Egyptian President Morsi didn't just fire Tantawi today. He overturned a constitutional declaration from Tantawi's military council that sought to tie the hands of the civilian president.
The expected showdown between Egyptian President Mohamed Morsi and the military establishment that has consistently maneuvered to preserve its own power and privilege arrived today, far sooner than almost everyone expected.
President Morsi, from the Muslim Brotherhood, sacked Defense Minister Mohamed Hussein Tantawi, who had headed the Supreme Council of the Armed Forces (SCAF), the junta that ran Egypt from the time Hosni Mubarak was ousted in February 2011 until Morsi's election earlier this year. Also fired were the acting chiefs of Egypt's military branches, who all served on the council. Morsi also unilaterally annulled constitutional declarations issued by SCAF that had taken the power to legislate out of Morsi's hands.
The reaction so far from the military? None.
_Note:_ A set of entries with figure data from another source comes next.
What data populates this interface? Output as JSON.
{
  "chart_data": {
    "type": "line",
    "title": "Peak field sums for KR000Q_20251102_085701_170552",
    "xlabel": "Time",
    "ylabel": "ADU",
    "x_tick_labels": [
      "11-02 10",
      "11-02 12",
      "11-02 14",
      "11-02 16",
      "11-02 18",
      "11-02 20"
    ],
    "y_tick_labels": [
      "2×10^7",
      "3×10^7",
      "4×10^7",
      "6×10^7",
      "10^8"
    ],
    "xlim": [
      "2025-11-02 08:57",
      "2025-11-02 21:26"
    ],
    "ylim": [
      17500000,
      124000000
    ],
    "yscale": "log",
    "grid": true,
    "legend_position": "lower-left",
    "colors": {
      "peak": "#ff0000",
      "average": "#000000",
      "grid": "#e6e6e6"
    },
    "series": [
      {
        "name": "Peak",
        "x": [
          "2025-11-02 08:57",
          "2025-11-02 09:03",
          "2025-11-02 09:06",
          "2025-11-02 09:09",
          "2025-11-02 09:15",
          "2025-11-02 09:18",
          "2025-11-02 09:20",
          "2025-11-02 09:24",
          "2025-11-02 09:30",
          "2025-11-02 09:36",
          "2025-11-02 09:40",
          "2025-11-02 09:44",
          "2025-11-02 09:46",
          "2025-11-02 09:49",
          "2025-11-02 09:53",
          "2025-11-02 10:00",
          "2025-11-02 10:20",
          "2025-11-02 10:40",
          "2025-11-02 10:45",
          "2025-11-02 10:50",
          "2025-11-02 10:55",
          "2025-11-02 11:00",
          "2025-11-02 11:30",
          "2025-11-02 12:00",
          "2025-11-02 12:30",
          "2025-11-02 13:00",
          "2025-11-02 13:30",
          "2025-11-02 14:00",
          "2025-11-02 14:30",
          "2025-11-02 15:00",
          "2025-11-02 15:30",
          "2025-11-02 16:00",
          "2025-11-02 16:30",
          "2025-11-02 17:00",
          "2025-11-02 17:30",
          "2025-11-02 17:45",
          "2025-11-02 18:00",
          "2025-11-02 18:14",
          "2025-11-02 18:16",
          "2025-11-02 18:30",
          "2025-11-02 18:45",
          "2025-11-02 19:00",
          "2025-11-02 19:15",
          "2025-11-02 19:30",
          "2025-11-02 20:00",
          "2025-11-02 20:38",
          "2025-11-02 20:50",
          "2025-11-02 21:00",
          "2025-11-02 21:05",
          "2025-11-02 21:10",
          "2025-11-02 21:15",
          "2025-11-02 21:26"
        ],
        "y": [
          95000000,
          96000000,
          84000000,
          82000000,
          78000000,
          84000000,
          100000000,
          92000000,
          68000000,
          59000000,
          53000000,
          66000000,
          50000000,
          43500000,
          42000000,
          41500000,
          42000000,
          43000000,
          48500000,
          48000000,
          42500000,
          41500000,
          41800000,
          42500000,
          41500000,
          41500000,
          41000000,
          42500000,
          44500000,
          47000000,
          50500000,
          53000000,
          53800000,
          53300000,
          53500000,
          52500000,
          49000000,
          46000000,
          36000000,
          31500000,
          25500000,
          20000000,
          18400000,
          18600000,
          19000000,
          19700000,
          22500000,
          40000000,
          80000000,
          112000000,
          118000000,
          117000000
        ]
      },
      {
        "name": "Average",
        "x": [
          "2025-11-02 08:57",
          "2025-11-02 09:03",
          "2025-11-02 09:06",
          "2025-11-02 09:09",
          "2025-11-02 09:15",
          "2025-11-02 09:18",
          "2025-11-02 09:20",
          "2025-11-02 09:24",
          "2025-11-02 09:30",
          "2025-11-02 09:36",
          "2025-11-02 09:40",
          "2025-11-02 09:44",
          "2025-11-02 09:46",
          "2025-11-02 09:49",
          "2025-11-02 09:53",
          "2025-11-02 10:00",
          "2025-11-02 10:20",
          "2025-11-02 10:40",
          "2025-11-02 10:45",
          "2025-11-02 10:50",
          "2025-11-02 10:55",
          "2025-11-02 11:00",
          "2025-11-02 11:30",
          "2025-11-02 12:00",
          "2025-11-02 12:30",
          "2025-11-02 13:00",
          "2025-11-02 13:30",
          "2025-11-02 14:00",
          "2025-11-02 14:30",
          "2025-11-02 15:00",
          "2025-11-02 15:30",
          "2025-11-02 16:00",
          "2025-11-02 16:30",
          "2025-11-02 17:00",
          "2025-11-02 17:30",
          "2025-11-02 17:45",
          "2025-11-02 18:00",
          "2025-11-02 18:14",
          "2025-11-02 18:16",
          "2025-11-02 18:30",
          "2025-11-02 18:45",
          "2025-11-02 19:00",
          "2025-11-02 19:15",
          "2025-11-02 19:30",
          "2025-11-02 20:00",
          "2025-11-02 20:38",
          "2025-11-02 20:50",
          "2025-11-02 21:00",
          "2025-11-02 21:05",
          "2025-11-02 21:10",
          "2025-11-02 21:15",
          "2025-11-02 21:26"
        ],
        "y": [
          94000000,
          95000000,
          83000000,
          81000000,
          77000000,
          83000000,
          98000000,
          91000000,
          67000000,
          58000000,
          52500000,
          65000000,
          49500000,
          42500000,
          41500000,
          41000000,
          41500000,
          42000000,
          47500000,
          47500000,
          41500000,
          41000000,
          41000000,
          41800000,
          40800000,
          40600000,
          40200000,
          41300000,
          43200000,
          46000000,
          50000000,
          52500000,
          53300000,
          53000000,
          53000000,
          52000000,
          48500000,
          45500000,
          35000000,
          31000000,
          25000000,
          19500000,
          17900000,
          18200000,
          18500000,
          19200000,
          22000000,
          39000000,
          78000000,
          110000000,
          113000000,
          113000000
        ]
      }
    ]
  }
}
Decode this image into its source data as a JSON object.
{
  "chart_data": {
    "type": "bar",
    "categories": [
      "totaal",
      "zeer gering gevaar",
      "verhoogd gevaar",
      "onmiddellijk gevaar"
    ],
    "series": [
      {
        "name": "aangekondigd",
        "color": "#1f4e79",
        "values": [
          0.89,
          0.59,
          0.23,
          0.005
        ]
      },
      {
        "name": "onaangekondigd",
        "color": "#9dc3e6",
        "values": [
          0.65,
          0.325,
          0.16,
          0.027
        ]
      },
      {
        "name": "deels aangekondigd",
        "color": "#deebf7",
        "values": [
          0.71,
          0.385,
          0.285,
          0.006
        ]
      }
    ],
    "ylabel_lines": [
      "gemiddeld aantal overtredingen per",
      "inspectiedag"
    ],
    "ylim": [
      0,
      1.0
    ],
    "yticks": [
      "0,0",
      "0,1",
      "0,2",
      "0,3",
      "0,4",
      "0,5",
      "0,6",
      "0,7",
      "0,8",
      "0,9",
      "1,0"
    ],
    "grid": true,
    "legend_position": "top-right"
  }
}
There have been no statements, no mobilization of troops, no evidence that they're going to stand up to Egypt's first elected civilian president. The Muslim Brotherhood, a movement that was outlawed for decades and that the security establishment of Egypt was focused on containing for over 50 years, now theoretically holds all the formal political power in the Arab world's largest country. He can legislate, nominate members of the constitutional drafting committee, set foreign policy, and apparently shuffle the senior ranks of the military at will.